After taking a 13-0 lead on Clement’s short touchdown run, Houston threw a pass into the hands of LSU’s Tre’Davious White, who took it to the end zone to cut the lead in half. Three plays later, George Rushing fumbled after catching a pass from Houston to give the Tigers the ball on the Wisconsin 41-yard-line.

Brandon Harris found Travin Dural two plays later to give LSU the 14-13 edge.

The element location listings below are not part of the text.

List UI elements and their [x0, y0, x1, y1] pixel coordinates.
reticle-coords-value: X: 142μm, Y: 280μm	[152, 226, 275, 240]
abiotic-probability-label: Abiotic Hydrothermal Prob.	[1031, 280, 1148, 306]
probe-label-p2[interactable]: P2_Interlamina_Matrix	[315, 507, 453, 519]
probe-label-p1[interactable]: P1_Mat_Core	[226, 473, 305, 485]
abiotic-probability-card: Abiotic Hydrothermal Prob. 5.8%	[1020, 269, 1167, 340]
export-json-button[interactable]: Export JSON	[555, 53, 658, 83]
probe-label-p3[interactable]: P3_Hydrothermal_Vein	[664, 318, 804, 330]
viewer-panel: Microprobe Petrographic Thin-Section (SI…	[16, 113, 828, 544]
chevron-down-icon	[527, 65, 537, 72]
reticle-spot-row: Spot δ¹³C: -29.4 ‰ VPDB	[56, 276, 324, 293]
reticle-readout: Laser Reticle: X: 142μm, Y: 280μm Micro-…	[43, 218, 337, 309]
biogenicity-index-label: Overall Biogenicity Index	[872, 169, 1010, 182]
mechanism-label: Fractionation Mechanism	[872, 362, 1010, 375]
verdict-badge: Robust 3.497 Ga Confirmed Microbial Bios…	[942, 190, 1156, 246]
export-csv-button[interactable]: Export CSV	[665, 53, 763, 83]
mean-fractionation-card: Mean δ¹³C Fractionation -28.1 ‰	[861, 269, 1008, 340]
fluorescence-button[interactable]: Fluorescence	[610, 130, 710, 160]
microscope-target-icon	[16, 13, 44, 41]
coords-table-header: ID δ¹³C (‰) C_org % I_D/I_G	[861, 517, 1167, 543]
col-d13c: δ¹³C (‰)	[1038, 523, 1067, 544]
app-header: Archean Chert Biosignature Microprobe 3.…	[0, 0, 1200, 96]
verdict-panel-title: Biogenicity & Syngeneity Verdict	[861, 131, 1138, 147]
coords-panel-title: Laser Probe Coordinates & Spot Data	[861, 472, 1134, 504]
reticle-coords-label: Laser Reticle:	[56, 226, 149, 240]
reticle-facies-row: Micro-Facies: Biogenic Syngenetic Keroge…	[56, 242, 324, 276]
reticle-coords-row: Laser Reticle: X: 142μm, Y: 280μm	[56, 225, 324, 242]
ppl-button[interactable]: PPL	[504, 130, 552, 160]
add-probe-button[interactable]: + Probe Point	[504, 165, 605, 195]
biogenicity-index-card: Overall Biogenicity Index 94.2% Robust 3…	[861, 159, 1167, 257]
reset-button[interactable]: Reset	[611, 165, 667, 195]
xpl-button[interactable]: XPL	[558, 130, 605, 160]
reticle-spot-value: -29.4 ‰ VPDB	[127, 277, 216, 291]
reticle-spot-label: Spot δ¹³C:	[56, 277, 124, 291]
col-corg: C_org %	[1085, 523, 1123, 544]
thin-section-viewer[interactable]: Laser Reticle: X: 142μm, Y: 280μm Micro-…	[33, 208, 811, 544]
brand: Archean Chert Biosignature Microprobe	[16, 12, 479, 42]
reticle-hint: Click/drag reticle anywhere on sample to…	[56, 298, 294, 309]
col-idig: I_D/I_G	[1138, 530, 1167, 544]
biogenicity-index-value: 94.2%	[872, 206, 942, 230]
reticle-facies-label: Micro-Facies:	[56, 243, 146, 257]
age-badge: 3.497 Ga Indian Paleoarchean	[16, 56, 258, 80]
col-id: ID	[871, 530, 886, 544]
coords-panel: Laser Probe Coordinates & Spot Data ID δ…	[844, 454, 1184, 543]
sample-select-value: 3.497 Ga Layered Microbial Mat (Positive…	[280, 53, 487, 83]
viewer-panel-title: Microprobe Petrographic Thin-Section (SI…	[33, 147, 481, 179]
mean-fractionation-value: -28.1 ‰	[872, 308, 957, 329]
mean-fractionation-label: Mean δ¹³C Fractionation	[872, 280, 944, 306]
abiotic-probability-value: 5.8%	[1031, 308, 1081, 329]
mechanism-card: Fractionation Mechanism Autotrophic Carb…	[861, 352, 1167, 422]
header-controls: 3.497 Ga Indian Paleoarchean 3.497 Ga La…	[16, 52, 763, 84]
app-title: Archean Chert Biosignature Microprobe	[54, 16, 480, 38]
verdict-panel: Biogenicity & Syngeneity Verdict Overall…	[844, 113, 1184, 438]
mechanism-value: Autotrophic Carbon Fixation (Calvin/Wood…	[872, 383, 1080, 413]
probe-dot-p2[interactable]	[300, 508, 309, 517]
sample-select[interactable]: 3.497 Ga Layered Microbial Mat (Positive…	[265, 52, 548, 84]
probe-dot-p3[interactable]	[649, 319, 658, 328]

This is when the Badgers were expected to roll over.

Wisconsin didn’t, though. The strong defense and an offense just good enough to get Gaglianone into field goal range helped the Badgers regain the lead and avoid letting this one slip through their fingers. D’Cota Dixon’s interception with less than a minute left solidified the win.

And it solidified that Wisconsin is still a threat in the West. Often disregarded throughout the season because of its tough schedule which includes cross-division games against Michigan, Michigan State and Ohio State, The Badgers proved they can play with anyone.

This wasn’t supposed to be a season-defining game. By the time season concludes, maybe it won’t be. The Badgers still have a tough road ahead, but it seems more manageable after Saturday.

Wisconsin wasn’t given a chance against LSU and found a way to win. It hasn’t been given much of a chance to win the B1G, either.

That might be the next goal for the Badgers to conquer.